Actually, in the beginning, it was quite serious, unlike in a Hindi film, where in the beginning it is comedy and songs and dances and Kashmir and then it becomes serious and tragic. My vision had steadily declined and the doctors had discovered large holes in my retina, like in a Swiss cheese, positioned at 6 o'clock and 9 o'clock (in medical terms). If immediate surgery was not done, I may still go blind.
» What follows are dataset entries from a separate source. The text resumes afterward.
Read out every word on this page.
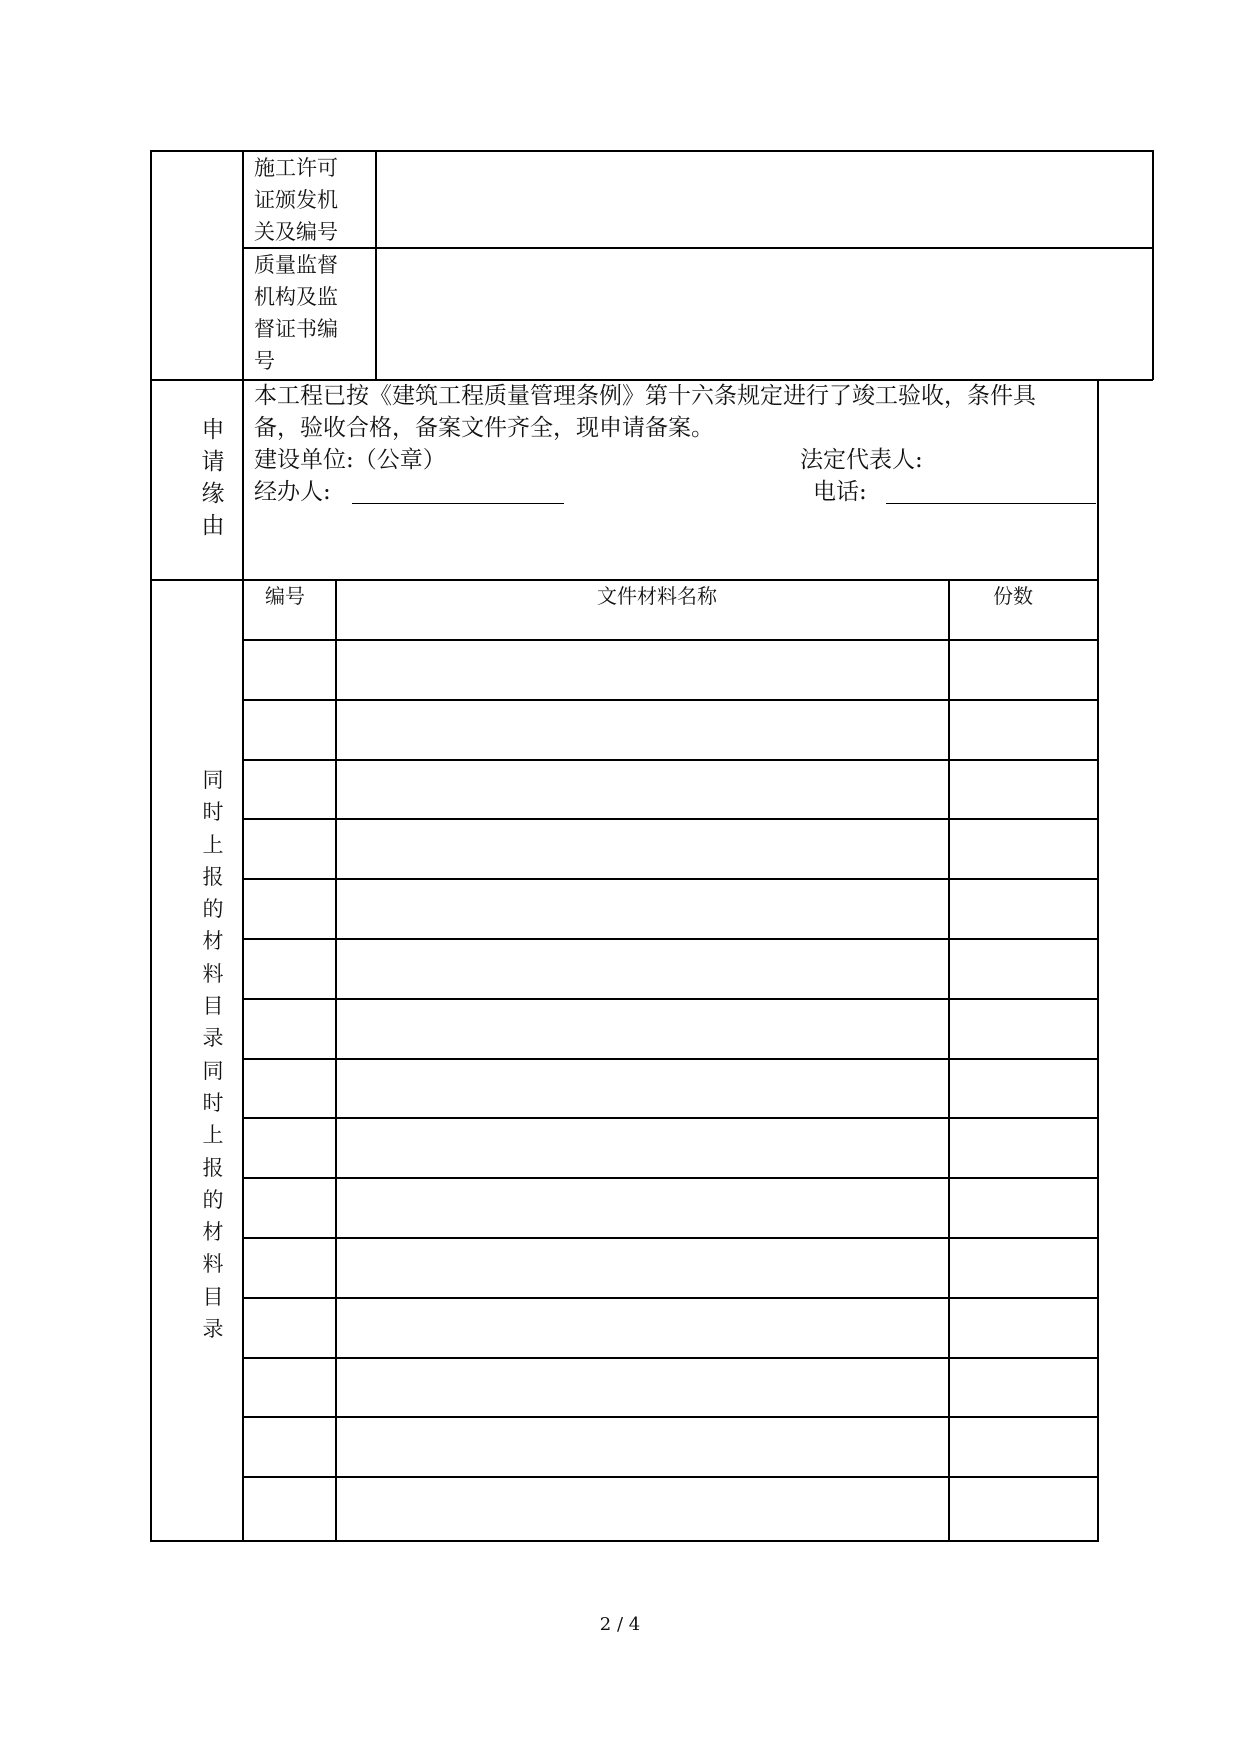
施工许可
证颁发机
关及编号
质量监督
机构及监
督证书编
号
申
请
缘
由
本工程已按《建筑工程质量管理条例》第十六条规定进行了竣工验收，条件具
备，验收合格，备案文件齐全，现申请备案。
建设单位:（公章）	法定代表人:
经办人:	电话:
同
时
上
报
的
材
料
目
录
同
时
上
报
的
材
料
目
录
编号	文件材料名称	份数
2 / 4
So they filled the holes with silicone, sealed them with a freezer at minus 175 degrees C. Then they put thick cotton wads on my eyes, taped them tight with plaster, tied a green surgical bandage around them, and there I lay, like Rajesh Khanna, blindfolded for several days.
Visitors, like self-conscious extras in a film, came bearing flowers, fruits, Chinese food, copies of T.S. Eliot's Quartet and James Thurber's The Best In Me And Other Animals (probably they thought I was Dom Moraes, though how even Mr. Moraes, would have read blindfolded I do not know).
Background music was provide by a patient in the next room, probably an Arab, via his radio. He played it through the day, Hindi film songs on Vividh Bharati, then, one morning, suddenly, the radio turned to recitations from the Koran. Evidently it was his operation morning. By afternoon he had turned back to film songs, the operation had no doubt been successful.
Finally, the day came for removing my bandages. The woman, who had been by my bedside all through serving me quietly, was no doubgt Sharmila Tagore, my long lost wife, who in a moment of great misunderstanding and injustice, I had thrown out of the house on a dark and rainy day, with out child in her hand.
The young surgeon who had operated me and who was now going to open my bandages was Rishi Kapoor, the long lost son, whom Sharmila Tagore had put on a leaf and floated down the river, to be picked up by some shepherds, raised and sent to england to become a famous eye surgeon. It was an interesting situation, except for Sharmila Tagore knowing it was Rajesh Khanna, nobody knew who was who. The grand denouement was arriving.
But when the bandages were removed, the wife turned out to be only The Wife, and instead of the young surgeon, there was Dr. Badar Maskati, who though undoubtedly the most accomplished surgeon in the Australasian continent, wasstill not Rishi Kapoor.
Still, to maintain the tempo of the Hindi film, I announced: "I can see, I can seen. Hip-hip-hooray." (Hindi translation: "Mein dekh shakta hoon, mein dekh shakta hoon. Jai Hindi.")
And the wife said: "Of course, you can see. And you better get up and go back to work, you have been lazing about too long."